Facebook employees’ ability to work from home will hinge on positive performance reviews, as well as seniority. In January 2021, the company will also adjust employees’ salaries based on cost of living; in theory, a Facebook developer based in the Midwest will earn less than a colleague based in San Francisco, even if they’re both at the same corporate rank and have similar tasks. (Who knows what Facebook will do with its massive headquarters, as seen above.)
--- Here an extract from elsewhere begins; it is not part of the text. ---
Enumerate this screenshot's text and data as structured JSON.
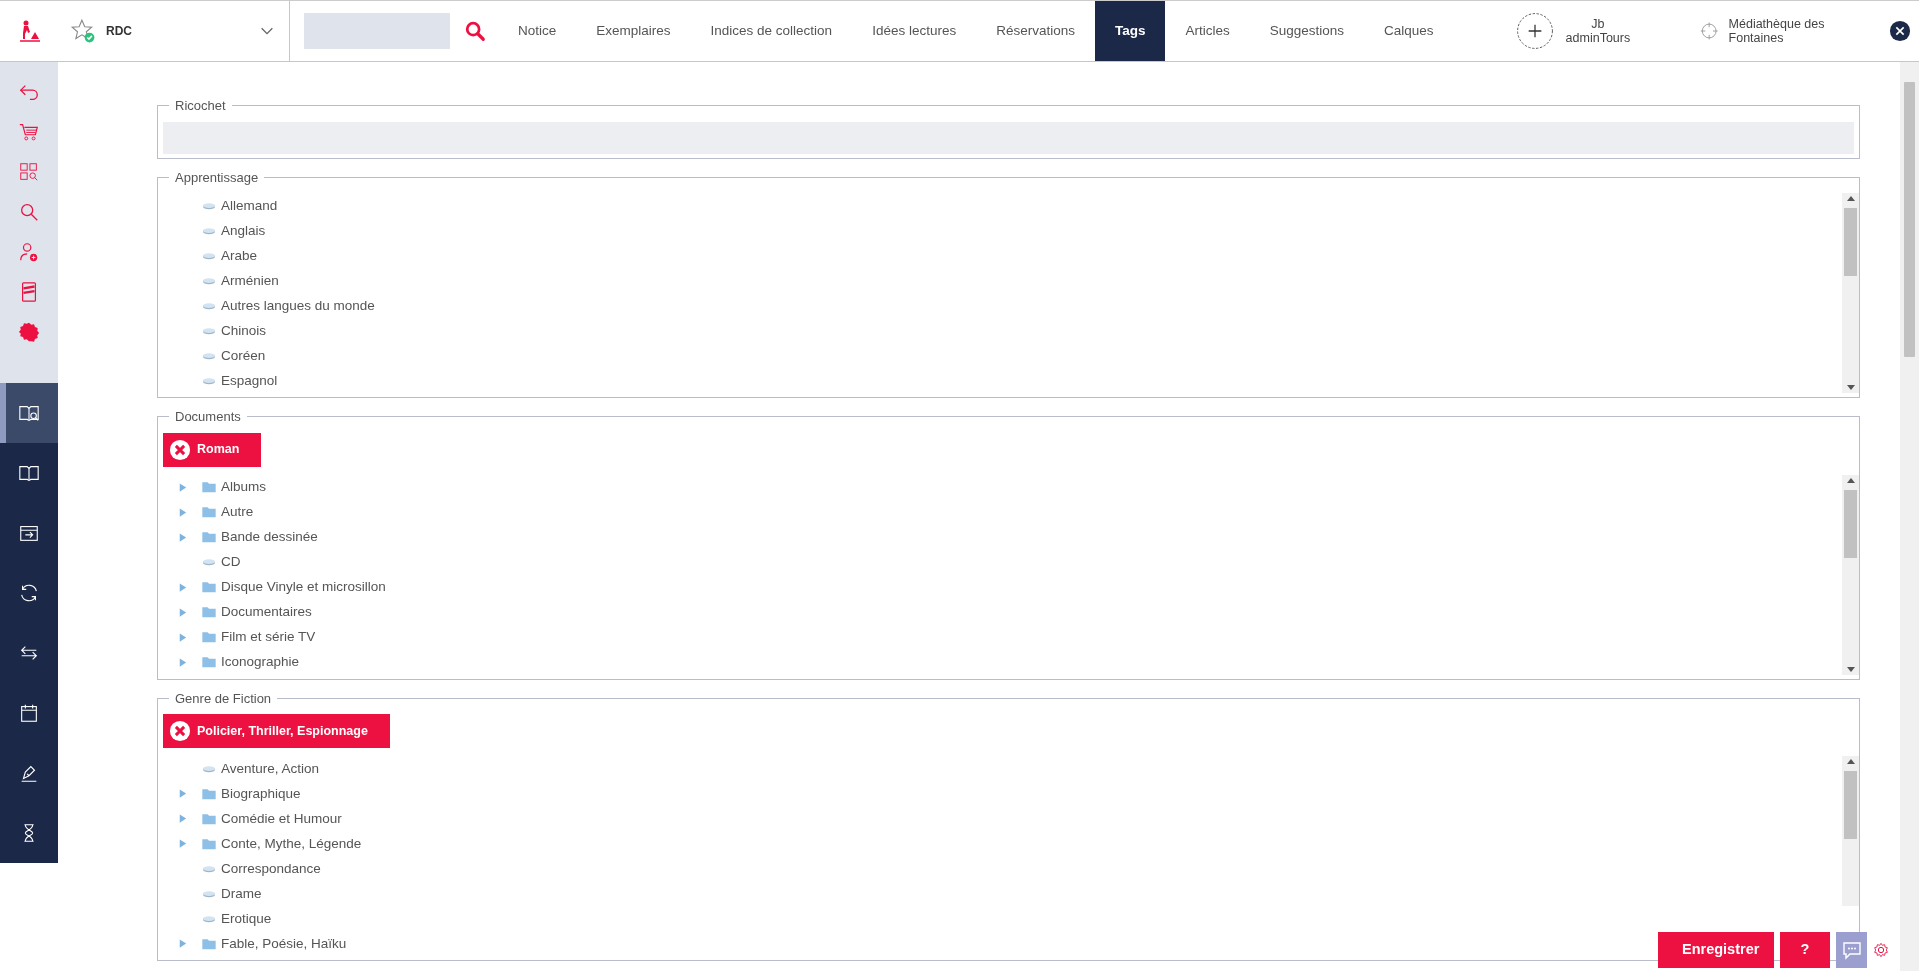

This is a massive philosophical change from just a few years back, when Facebook offered financial incentives to employees who opted to move close to its massive Silicon Valley campus. This new embrace of remote work, though, isn’t unique to Zuckerberg’s company; Twitter, for example, announced that the majority of its employees will now work from home post-COVID.
If we’re on the verge of a massive shift toward remote work, how will that change Silicon Valley and San Francisco? For years, the area’s tech giants poured resources into assembling huge campuses designed by star architects. Their employees filled the surrounding towns and neighborhoods, which spiked housing prices and the overall cost of living. Dice’s own analysis found that the high expense of Silicon Valley could stretch even the fattest tech paycheck to the absolute breaking point. Curbed San Francisco crunched some numbers in October 2019 and found that the average one-bedroom rent in San Francisco was more than $3,000.
If Facebook, Twitter, and, presumably, other companies begin to embrace remote work, will the cost of living fall as people begin to move from Silicon Valley and San Francisco for cheaper locales? Reports indicated that a migration of sorts had already begun before COVID-19, with many technologists deciding to try their luck in other up-and-coming tech hubs such as Salt Lake City, Raleigh, and Atlanta.
Indeed, a recent analysis of nationwide tech-job postings found that Chicago, Atlanta, Charlotte, and Austin all boasted nearly as many open positions as San Francisco. In light of that, it’s very possible that tech companies embracing remote work could only accelerate some migratory trends toward newer, smaller, cheaper tech hubs.
But that’s not to say that the death of Silicon Valley is imminent. The area boasts a variety of well-entrenched factors that could keep it a major player for decades to come, even if the number of local companies and technologists declines. It boasts clusters of universities, VC incubators, well-established companies, and a culture of innovation. In fact, one could argue that, if a culture of remote work helps depress the area’s cost of living, it could encourage young innovators and startup founders to launch a startup in Mountain View as opposed to, say, Houston.